Personal Bio/Other Information:
David Dunaway is Associate Professor of English at the University of New Mexico. Media-humanities programs seem to work best when carefully planned with a comprehensive distribution plan prepared in the beginning. In the quarter-century that he has been producing such programs, David Dunaway has learned to work as a resource and archive and can help groups trouble-shoot programs before trouble arrives.

Public Lecture Topics:

Oral History in the 21st Century

Oral history has come a long way from the first interviews in Columbia University where they threw away the tapes, once transcribed. Today, new generations of oral historians are savvy about equipment, issues in interviewing, and cross-disciplinary research. This talk explores the history of oral history and the next directions it might take: automatically transcribed, used in broadcast Internet, and courts, presented in multimedia in schools and colleges. The speaker is co-editor of the standard text on oral history: Oral History: An Interdisciplinary Anthology.

Public Programs:

His national specialty is the presentation of historical or literary topics via broadcasting.

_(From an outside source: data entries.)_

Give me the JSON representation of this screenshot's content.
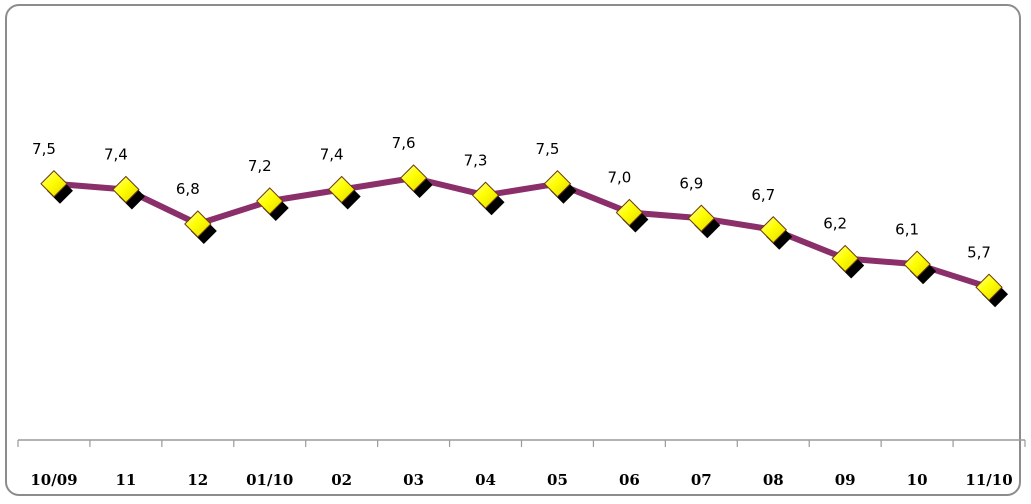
{
  "chart_data": {
    "type": "line",
    "categories": [
      "10/09",
      "11",
      "12",
      "01/10",
      "02",
      "03",
      "04",
      "05",
      "06",
      "07",
      "08",
      "09",
      "10",
      "11/10"
    ],
    "series": [
      {
        "values": [
          7.5,
          7.4,
          6.8,
          7.2,
          7.4,
          7.6,
          7.3,
          7.5,
          7.0,
          6.9,
          6.7,
          6.2,
          6.1,
          5.7
        ],
        "data_labels": [
          "7,5",
          "7,4",
          "6,8",
          "7,2",
          "7,4",
          "7,6",
          "7,3",
          "7,5",
          "7,0",
          "6,9",
          "6,7",
          "6,2",
          "6,1",
          "5,7"
        ]
      }
    ],
    "ylim": [
      0,
      9
    ],
    "grid": false,
    "legend": "none",
    "line_color": "#8B2F6B",
    "marker_color": "#FFFF00",
    "marker_shape": "diamond"
  }
}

He has worked in television, film, but mostly in radio. For the California Council for the Humanities, he prepared Aldous Huxley's Brave New Worlds, which aired on 78 stations from Public Radio International. For the National Endowment for the Humanities in 1995, he wrote and produced "Writing The Southwest", about leading contemporary authors and their work, which aired on nearly 100 radio stations, including 20 in California. He works with those interested in developing projects from archives, libraries or citizen groups, taking them from program design, teaching field recording, and then scripting, production and distribution.

Publications:

He is the author of five volumes of history and biography, including one on Hollywood (Huxley in Hollywood), Oral History (Oral History: An Interdisciplinary Anthology, 1998), and Writing the Southwest (1995). He has published fifty articles in the Journal of American Folklore, Ethnomusicology, Oral History, Oral History Review, Journal of Life Narratives, and other journals. His newspaper articles have appeared in the Boston Globe, the Los Angeles News, the San Francisco Chronicle, the Albuquerque Journal, and the New York Times.

Recommendations:

The Writing the Southwest website: www.unm.edu/~wrtgsw

David Dunaway has been listed in the Directory of California Thinkers since 15-Nov-1999.